Marcin Brzeziński z MKST Astry Nowa Sól: naszą bolączką są końcówki
W nowo wybudowanej hali przy ul. Zjednoczenia 21 w Nowej Soli pierwszoligowi siatkarze MKST Astry przegrali z PZL LEONARDO Avią Świdnik 0:3. Był to debiutancki mecz o punkty na nowym obiekcie. - Szkoda pierwszego seta, bo mieliśmy szansę, żeby rozstrzygnąć go na swoją stronę. Podobnie sytuacja wyglądała w drugiej partii. Niestety nie byliśmy w stanie utrzymać równego poziomu do końca seta.

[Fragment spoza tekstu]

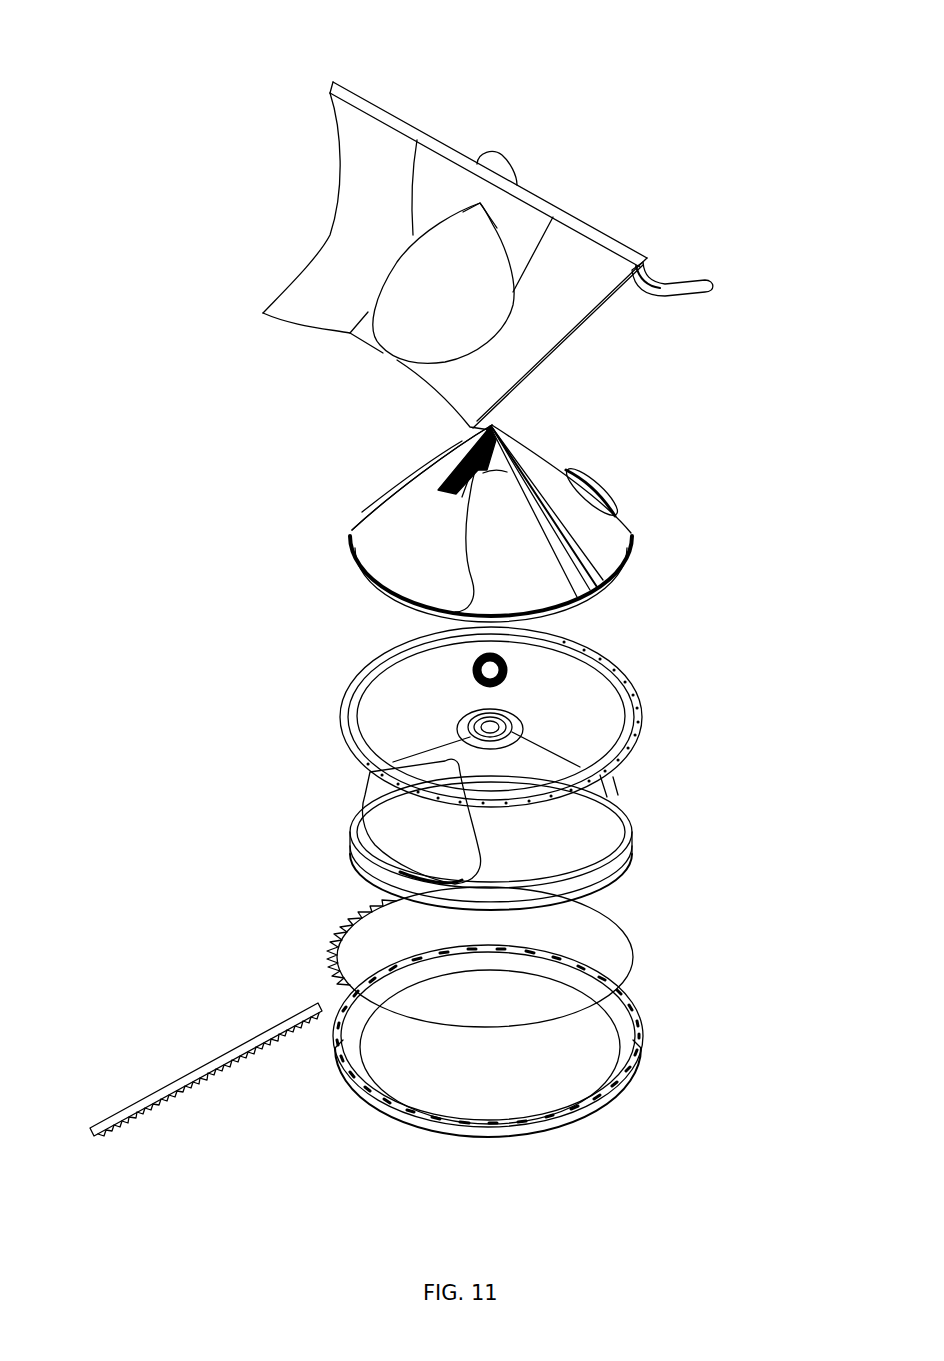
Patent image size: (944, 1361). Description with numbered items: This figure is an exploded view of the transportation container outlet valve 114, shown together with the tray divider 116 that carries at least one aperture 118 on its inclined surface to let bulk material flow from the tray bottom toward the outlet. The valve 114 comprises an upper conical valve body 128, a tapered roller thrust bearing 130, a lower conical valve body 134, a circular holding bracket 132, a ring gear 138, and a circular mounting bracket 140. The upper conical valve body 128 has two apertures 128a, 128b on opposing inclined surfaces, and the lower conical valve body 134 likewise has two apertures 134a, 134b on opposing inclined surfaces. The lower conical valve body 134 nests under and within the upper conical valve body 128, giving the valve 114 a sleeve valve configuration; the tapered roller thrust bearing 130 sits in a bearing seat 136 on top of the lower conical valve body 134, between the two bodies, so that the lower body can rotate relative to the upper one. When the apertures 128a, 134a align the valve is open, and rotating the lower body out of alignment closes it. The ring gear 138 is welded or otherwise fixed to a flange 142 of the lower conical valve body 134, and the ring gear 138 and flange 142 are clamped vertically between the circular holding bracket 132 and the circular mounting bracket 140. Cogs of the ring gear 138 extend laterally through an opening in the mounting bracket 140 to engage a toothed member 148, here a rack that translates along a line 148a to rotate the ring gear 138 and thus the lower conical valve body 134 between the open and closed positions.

The transportation container outlet valve 114 is at (158, 78).
The tray divider 116 is at (585, 260).
The aperture 118 is at (425, 278).
The upper conical valve body 128 is at (533, 510).
The aperture of the upper conical valve body 128a is at (397, 543).
The aperture of the upper conical valve body 128b is at (607, 490).
The tapered roller thrust bearing 130 is at (510, 665).
The circular holding bracket 132 is at (510, 705).
The lower conical valve body 134 is at (511, 821).
The aperture of the lower conical valve body 134a is at (387, 838).
The aperture of the lower conical valve body 134b is at (613, 785).
The bearing seat 136 is at (460, 720).
The ring gear 138 is at (627, 973).
The circular mounting bracket 140 is at (638, 1083).
The flange 142 is at (593, 882).
The toothed member 148 is at (198, 1068).
The line 148a is at (308, 992).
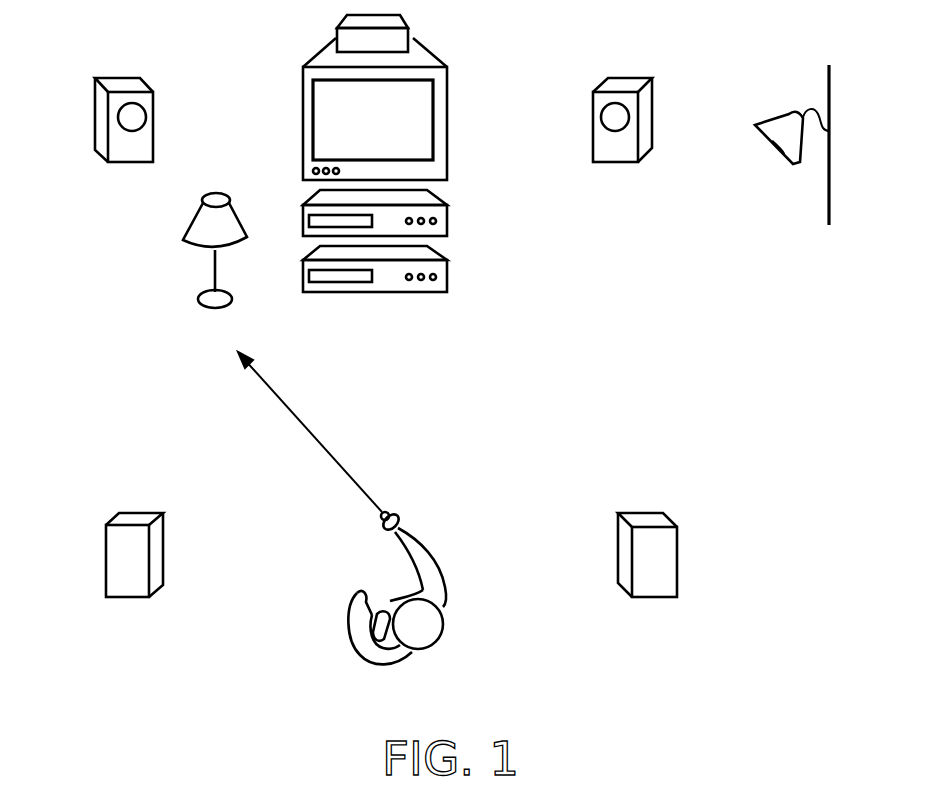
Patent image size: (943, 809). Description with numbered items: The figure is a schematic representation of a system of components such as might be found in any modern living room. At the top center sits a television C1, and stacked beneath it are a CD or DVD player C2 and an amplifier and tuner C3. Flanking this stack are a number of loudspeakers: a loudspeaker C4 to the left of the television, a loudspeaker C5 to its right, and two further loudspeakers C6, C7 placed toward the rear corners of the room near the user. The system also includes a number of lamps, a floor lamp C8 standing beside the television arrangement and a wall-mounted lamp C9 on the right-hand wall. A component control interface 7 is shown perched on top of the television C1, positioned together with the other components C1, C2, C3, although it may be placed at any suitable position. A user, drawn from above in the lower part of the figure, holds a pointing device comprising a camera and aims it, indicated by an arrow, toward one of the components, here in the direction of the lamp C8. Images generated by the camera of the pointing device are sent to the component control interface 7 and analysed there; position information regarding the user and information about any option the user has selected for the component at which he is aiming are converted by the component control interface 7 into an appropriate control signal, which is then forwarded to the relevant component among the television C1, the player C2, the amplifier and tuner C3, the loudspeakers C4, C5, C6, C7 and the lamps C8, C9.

The television C1 is at (438, 118).
The CD or DVD player C2 is at (438, 213).
The amplifier and tuner C3 is at (438, 268).
The loudspeaker C4 is at (100, 128).
The loudspeaker C5 is at (643, 118).
The loudspeaker C6 is at (667, 582).
The loudspeaker C7 is at (112, 574).
The lamp C8 is at (194, 234).
The lamp C9 is at (782, 126).
The component control interface 7 is at (408, 34).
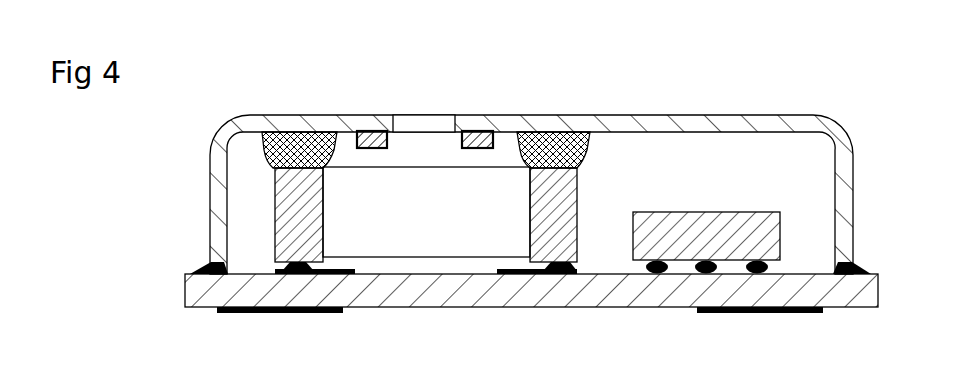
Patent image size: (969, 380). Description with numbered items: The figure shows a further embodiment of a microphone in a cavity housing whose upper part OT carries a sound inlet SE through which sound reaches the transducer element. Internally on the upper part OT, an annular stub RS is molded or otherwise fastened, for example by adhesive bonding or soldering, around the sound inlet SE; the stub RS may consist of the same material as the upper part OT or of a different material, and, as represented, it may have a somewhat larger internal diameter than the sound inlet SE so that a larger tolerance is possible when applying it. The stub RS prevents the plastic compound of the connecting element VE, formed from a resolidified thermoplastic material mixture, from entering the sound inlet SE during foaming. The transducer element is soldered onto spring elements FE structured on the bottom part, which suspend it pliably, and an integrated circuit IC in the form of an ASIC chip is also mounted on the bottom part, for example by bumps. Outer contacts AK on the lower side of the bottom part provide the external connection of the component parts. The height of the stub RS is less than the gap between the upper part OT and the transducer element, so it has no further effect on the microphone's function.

The upper part OT is at (703, 117).
The sound inlet SE is at (411, 118).
The annular stub RS is at (483, 131).
The connecting element VE is at (305, 148).
The integrated circuit IC is at (692, 235).
The spring elements FE is at (528, 269).
The outer contacts AK is at (298, 313).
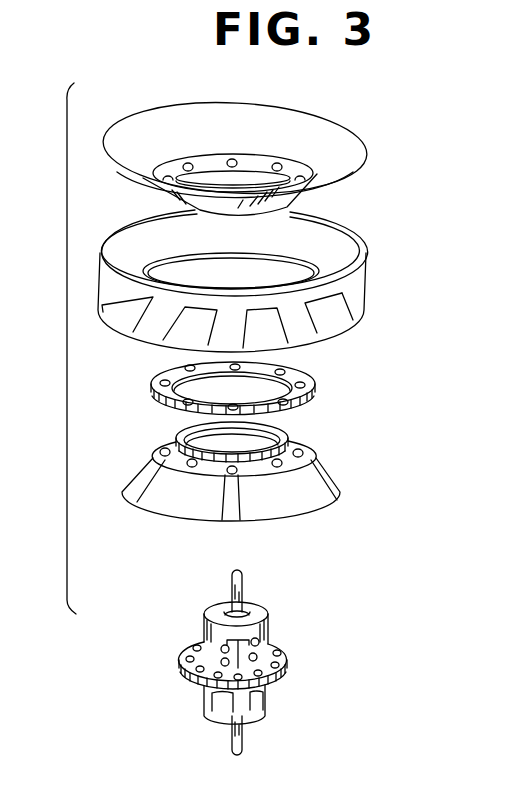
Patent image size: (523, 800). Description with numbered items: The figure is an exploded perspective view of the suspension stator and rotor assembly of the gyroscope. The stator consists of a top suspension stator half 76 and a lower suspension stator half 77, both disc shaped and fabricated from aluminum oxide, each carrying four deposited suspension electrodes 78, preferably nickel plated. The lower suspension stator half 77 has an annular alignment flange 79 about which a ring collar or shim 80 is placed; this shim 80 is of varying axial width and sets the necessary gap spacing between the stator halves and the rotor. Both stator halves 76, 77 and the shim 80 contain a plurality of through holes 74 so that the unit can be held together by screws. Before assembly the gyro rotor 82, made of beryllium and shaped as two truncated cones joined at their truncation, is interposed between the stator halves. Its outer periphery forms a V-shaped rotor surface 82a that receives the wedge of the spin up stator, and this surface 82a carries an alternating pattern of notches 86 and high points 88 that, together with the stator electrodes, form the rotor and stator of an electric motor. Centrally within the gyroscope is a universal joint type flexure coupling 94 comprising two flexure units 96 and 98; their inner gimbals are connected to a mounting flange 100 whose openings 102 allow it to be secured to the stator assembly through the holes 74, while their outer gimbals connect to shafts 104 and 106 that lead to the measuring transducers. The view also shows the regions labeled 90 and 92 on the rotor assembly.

The through holes 74 is at (357, 160).
The top suspension stator half 76 is at (323, 122).
The lower suspension stator half 77 is at (342, 478).
The suspension electrodes 78 is at (325, 508).
The annular alignment flange 79 is at (290, 432).
The ring collar or shim 80 is at (312, 393).
The gyro rotor 82 is at (369, 255).
The rotor surface 82a is at (348, 290).
The notches 86 is at (345, 322).
The high points 88 is at (362, 305).
The central opening 90 is at (320, 225).
The top surface of ring 92 is at (136, 228).
The universal joint type flexure coupling 94 is at (287, 670).
The flexure unit 96 is at (268, 625).
The flexure unit 98 is at (263, 713).
The mounting flange 100 is at (280, 652).
The openings 102 is at (262, 675).
The shaft 104 is at (244, 582).
The shaft 106 is at (243, 746).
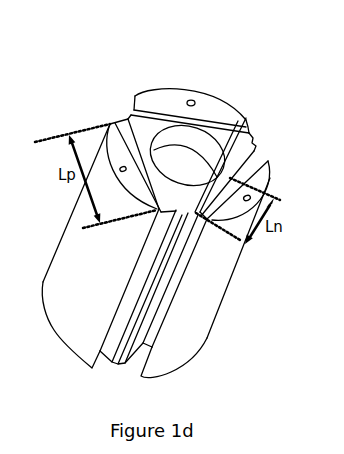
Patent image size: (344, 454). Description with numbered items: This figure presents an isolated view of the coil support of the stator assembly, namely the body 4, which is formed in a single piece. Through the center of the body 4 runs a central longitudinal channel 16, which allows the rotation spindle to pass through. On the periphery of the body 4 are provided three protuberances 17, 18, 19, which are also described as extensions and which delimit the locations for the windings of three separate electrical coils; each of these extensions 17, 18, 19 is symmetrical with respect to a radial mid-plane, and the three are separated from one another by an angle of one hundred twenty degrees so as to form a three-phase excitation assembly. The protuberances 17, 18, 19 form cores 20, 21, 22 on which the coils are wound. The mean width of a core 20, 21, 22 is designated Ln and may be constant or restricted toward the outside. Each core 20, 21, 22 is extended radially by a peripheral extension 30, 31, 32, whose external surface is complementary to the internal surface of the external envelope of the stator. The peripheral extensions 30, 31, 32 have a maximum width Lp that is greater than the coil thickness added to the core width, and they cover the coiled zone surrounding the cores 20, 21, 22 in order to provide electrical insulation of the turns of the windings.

The body 4 is at (112, 98).
The central longitudinal channel 16 is at (198, 160).
The protuberance 17 is at (47, 217).
The protuberance 18 is at (257, 266).
The protuberance 19 is at (202, 60).
The core 20 is at (130, 146).
The core 21 is at (253, 150).
The core 22 is at (151, 111).
The peripheral extension 30 is at (82, 330).
The peripheral extension 31 is at (213, 277).
The peripheral extension 32 is at (209, 111).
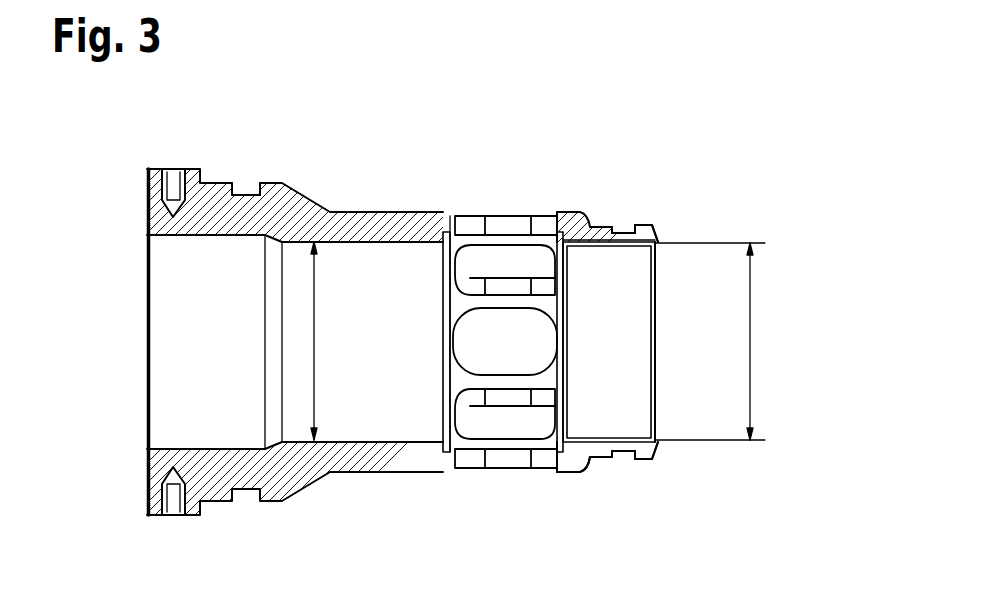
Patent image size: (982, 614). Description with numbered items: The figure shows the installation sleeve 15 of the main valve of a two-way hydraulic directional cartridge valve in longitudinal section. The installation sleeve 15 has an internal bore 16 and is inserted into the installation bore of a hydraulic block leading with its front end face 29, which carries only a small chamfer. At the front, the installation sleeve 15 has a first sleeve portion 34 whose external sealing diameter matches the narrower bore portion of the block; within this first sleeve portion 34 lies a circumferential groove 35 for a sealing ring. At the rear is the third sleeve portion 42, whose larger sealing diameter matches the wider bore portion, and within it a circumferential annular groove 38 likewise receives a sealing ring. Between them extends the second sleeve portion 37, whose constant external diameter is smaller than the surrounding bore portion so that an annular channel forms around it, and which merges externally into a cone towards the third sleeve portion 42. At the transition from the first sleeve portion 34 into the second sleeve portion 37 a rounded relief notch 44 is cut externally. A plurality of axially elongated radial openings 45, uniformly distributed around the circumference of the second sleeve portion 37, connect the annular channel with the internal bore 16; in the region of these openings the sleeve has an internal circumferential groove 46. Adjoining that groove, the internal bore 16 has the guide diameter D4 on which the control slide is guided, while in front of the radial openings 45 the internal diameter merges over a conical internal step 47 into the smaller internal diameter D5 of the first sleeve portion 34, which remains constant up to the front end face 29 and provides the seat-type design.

W trzeciej partii próbowaliśmy się jeszcze podrwac do walki, ale się nie udało - powiedział Marcin Brzeziński, przyjmujący beniaminka.
Sobotnie spotkanie było bardzo wyrównane i zacięte. Wyniki wszystkich setów rozstrzygnęły się w końcówce. Chłodną głowę zachowali ostatecznie goście.
- Naszą bolączką są końcówki. Staramy się wychodzić z opresji, ale nie mamy złotego środka na dogrywanie końcówek. W siatkówce mecz tak naprawdę zaczyna się od dwudziestego punktu. W poprzednim sezonie udawało się nam wygrywać końcówki. Teraz przez całe rozgrywki 1. Ligi płacimy frycowe za bycie beniaminkiem - wyznał przyjmujący.
I dodał - Trochę skrzydła podcięła nam kontuzja Mateusza Rucińskiego, który właśnie w końcówkach doskonale wiedział do kogo rozegrać, kto jest aktualnym liderem na boisku. Potrafił wykreowac lidera. Tego nie da się nabyć, to trzeba mieć.
Warto jednak podkreślić, że nowosolanie mieli szanse na zdobycz punktową w tym starciu.
- Szkoda pierwszego seta, bo mieliśmy szansę, żeby rozstrzygnąć go na swoją stronę. Podobnie sytuacja wyglądała w drugiej partii. Niestety nie byliśmy w stanie utrzymać równego poziomu do końca seta. W trzeciej partii próbowaliśmy się jeszcze podrwac do walki, ale się nie udało - podkreślił zawodnik MKST Astry.
W sobotę drużyna prowadzona przez Andrzeja Krzyśko rozegrała pierwszy mecz na nowym obiekcie sportowym wybudowanym przy ulicy Zjednoczenia 21. Jak czuje się zespół w nowym miejscu?
- To piękny obiekt. Cieszę się, że w Nowej Soli możemy pochwalić się taką halą. W naszym regionie to chyba jedna z najlepszych i najprzyjemniejszych do gry. Wszystko jest rewelacyjne - zakończył Brzeziński.